The useful analysis is narrower: if ModRetro’s FPGA implementation accurately models the N64’s timing and cartridge behavior, the benefits should show up most clearly in games where timing, analog movement, and frame pacing are easy to feel. If the implementation is incomplete, those same games are where flaws may become obvious.
The strongest evidence will come from side-by-side comparisons against original Nintendo 64 hardware, established emulator setups, and retail M64 units after launch.
What should buyers check before backing the $199 M64 launch?
The $199 early-backer price is the headline. The fuller buying decision is more complicated.
The M64 Pro Controller costs $90, and buyers also need to account for cartridges, accessories, and any shipping costs not specified in the source material.
Before backing, the practical checklist is straightforward:
- Cartridge support: Which original N64 cartridges are confirmed to work, and are there known exceptions?
- Regional compatibility: How will the M64 handle games from different regions?
- Save behavior: How are cartridge saves and memory-related features handled?
- Accessory support: What happens with devices such as the Rumble Pak, Controller Pak, or Transfer Pak?
- Controller options: What ports, adapters, or controller modes are supported beyond the $90 Bluetooth Pro Controller?
- Firmware updates: How long does ModRetro plan to support accuracy fixes and compatibility updates?
- Warranty terms: What protection do early backers get if launch hardware has issues?
The M64 is a serious attempt to turn FPGA-based N64 preservation into a consumer product. The promise is clear: original cartridges, modern hardware, and tighter authenticity than conventional emulation can often provide.

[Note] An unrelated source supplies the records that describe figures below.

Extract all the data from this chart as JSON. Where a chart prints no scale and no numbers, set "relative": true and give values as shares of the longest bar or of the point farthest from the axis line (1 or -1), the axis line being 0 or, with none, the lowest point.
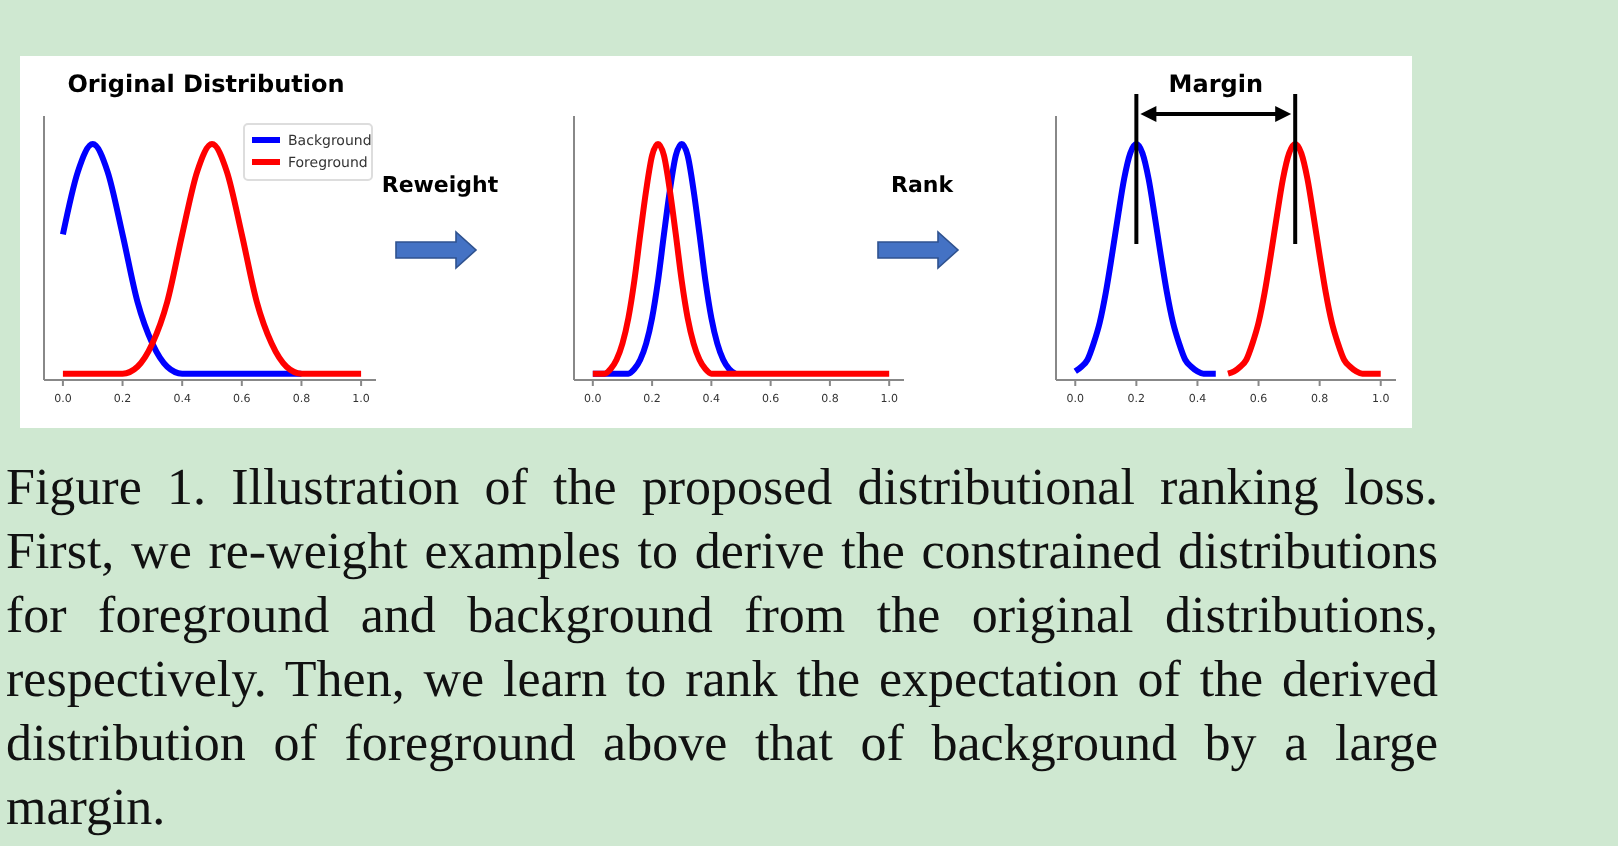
{
  "chart_data": [
    {
      "type": "line",
      "title": "Original Distribution",
      "relative": true,
      "xlim": [
        -0.05,
        1.05
      ],
      "xticks": [
        {
          "value": 0,
          "label": "0.0"
        },
        {
          "value": 0.2,
          "label": "0.2"
        },
        {
          "value": 0.4,
          "label": "0.4"
        },
        {
          "value": 0.6,
          "label": "0.6"
        },
        {
          "value": 0.8,
          "label": "0.8"
        },
        {
          "value": 1,
          "label": "1.0"
        }
      ],
      "tick_labels": "x",
      "legend": "top right",
      "x": [
        0,
        0.05,
        0.1,
        0.15,
        0.2,
        0.25,
        0.3,
        0.35,
        0.4,
        0.45,
        0.5,
        0.55,
        0.6,
        0.65,
        0.7,
        0.75,
        0.8,
        0.85,
        0.9,
        0.95,
        1.0
      ],
      "series": [
        {
          "name": "Background",
          "color": "#0000ff",
          "values": [
            0.61,
            0.88,
            1,
            0.88,
            0.61,
            0.32,
            0.14,
            0.04,
            0.01,
            0.01,
            0.01,
            0.01,
            0.01,
            0.01,
            0.01,
            0.01,
            0.01,
            null,
            null,
            null,
            null
          ]
        },
        {
          "name": "Foreground",
          "color": "#ff0000",
          "values": [
            0.01,
            0.01,
            0.01,
            0.01,
            0.01,
            0.04,
            0.14,
            0.32,
            0.61,
            0.88,
            1,
            0.88,
            0.61,
            0.32,
            0.14,
            0.04,
            0.01,
            0.01,
            0.01,
            0.01,
            0.01
          ]
        }
      ]
    },
    {
      "type": "line",
      "relative": true,
      "annotations": [
        "Reweight"
      ],
      "xlim": [
        -0.05,
        1.05
      ],
      "xticks": [
        {
          "value": 0,
          "label": "0.0"
        },
        {
          "value": 0.2,
          "label": "0.2"
        },
        {
          "value": 0.4,
          "label": "0.4"
        },
        {
          "value": 0.6,
          "label": "0.6"
        },
        {
          "value": 0.8,
          "label": "0.8"
        },
        {
          "value": 1,
          "label": "1.0"
        }
      ],
      "tick_labels": "x",
      "series": [
        {
          "color": "#0000ff",
          "x": [
            0,
            0.12,
            0.14,
            0.16,
            0.18,
            0.2,
            0.22,
            0.24,
            0.26,
            0.28,
            0.3,
            0.32,
            0.34,
            0.36,
            0.38,
            0.4,
            0.42,
            0.44,
            0.46,
            0.48
          ],
          "values": [
            0.01,
            0.01,
            0.03,
            0.07,
            0.14,
            0.25,
            0.41,
            0.61,
            0.8,
            0.95,
            1,
            0.95,
            0.8,
            0.61,
            0.41,
            0.25,
            0.14,
            0.07,
            0.03,
            0.01
          ]
        },
        {
          "color": "#ff0000",
          "x": [
            0,
            0.02,
            0.04,
            0.06,
            0.08,
            0.1,
            0.12,
            0.14,
            0.16,
            0.18,
            0.2,
            0.22,
            0.24,
            0.26,
            0.28,
            0.3,
            0.32,
            0.34,
            0.36,
            0.38,
            0.4,
            1.0
          ],
          "values": [
            0.01,
            0.01,
            0.01,
            0.03,
            0.07,
            0.14,
            0.25,
            0.41,
            0.61,
            0.8,
            0.95,
            1,
            0.95,
            0.8,
            0.61,
            0.41,
            0.25,
            0.14,
            0.07,
            0.03,
            0.01,
            0.01
          ]
        }
      ]
    },
    {
      "type": "line",
      "title": "Margin",
      "relative": true,
      "annotations": [
        "Rank"
      ],
      "xlim": [
        -0.05,
        1.05
      ],
      "xticks": [
        {
          "value": 0,
          "label": "0.0"
        },
        {
          "value": 0.2,
          "label": "0.2"
        },
        {
          "value": 0.4,
          "label": "0.4"
        },
        {
          "value": 0.6,
          "label": "0.6"
        },
        {
          "value": 0.8,
          "label": "0.8"
        },
        {
          "value": 1,
          "label": "1.0"
        }
      ],
      "tick_labels": "x",
      "ref_lines": [
        {
          "axis": "x",
          "value": 0.2,
          "color": "#000000"
        },
        {
          "axis": "x",
          "value": 0.72,
          "color": "#000000"
        }
      ],
      "series": [
        {
          "color": "#0000ff",
          "x": [
            0,
            0.02,
            0.04,
            0.06,
            0.08,
            0.1,
            0.12,
            0.14,
            0.16,
            0.18,
            0.2,
            0.22,
            0.24,
            0.26,
            0.28,
            0.3,
            0.32,
            0.34,
            0.36,
            0.38,
            0.4,
            0.42,
            0.46
          ],
          "values": [
            0.02,
            0.04,
            0.07,
            0.14,
            0.23,
            0.36,
            0.52,
            0.69,
            0.85,
            0.96,
            1,
            0.96,
            0.85,
            0.69,
            0.52,
            0.36,
            0.23,
            0.14,
            0.07,
            0.04,
            0.02,
            0.01,
            0.01
          ]
        },
        {
          "color": "#ff0000",
          "x": [
            0.5,
            0.52,
            0.54,
            0.56,
            0.58,
            0.6,
            0.62,
            0.64,
            0.66,
            0.68,
            0.7,
            0.72,
            0.74,
            0.76,
            0.78,
            0.8,
            0.82,
            0.84,
            0.86,
            0.88,
            0.9,
            0.92,
            0.94,
            1.0
          ],
          "values": [
            0.01,
            0.02,
            0.04,
            0.07,
            0.14,
            0.23,
            0.36,
            0.52,
            0.69,
            0.85,
            0.96,
            1,
            0.96,
            0.85,
            0.69,
            0.52,
            0.36,
            0.23,
            0.14,
            0.07,
            0.04,
            0.02,
            0.01,
            0.01
          ]
        }
      ]
    },
    {
      "type": "other",
      "annotations": [
        "Figure 1. Illustration of the proposed distributional ranking loss. First, we re-weight examples to derive the constrained distributions for foreground and background from the original distributions, respectively. Then, we learn to rank the expectation of the derived distribution of foreground above that of background by a large margin."
      ]
    }
  ]
}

The watch item is execution. If ModRetro ships on July 28, 2026 with strong cartridge compatibility and credible independent accuracy tests, the M64 could become a reference point for N64 revival hardware. If compatibility gaps or timing issues appear, the AMD FPGA will be only the starting point — not the answer by itself.
Key Takeaways
- The M64 offers a modern way to play original Nintendo 64 cartridges without relying on aging console hardware.
- Its AMD Artix UltraScale+ FPGA design targets hardware-level accuracy rather than conventional software emulation.
- The $199 launch price and separate $90 controller position it as a premium retro option for preservation-focused fans.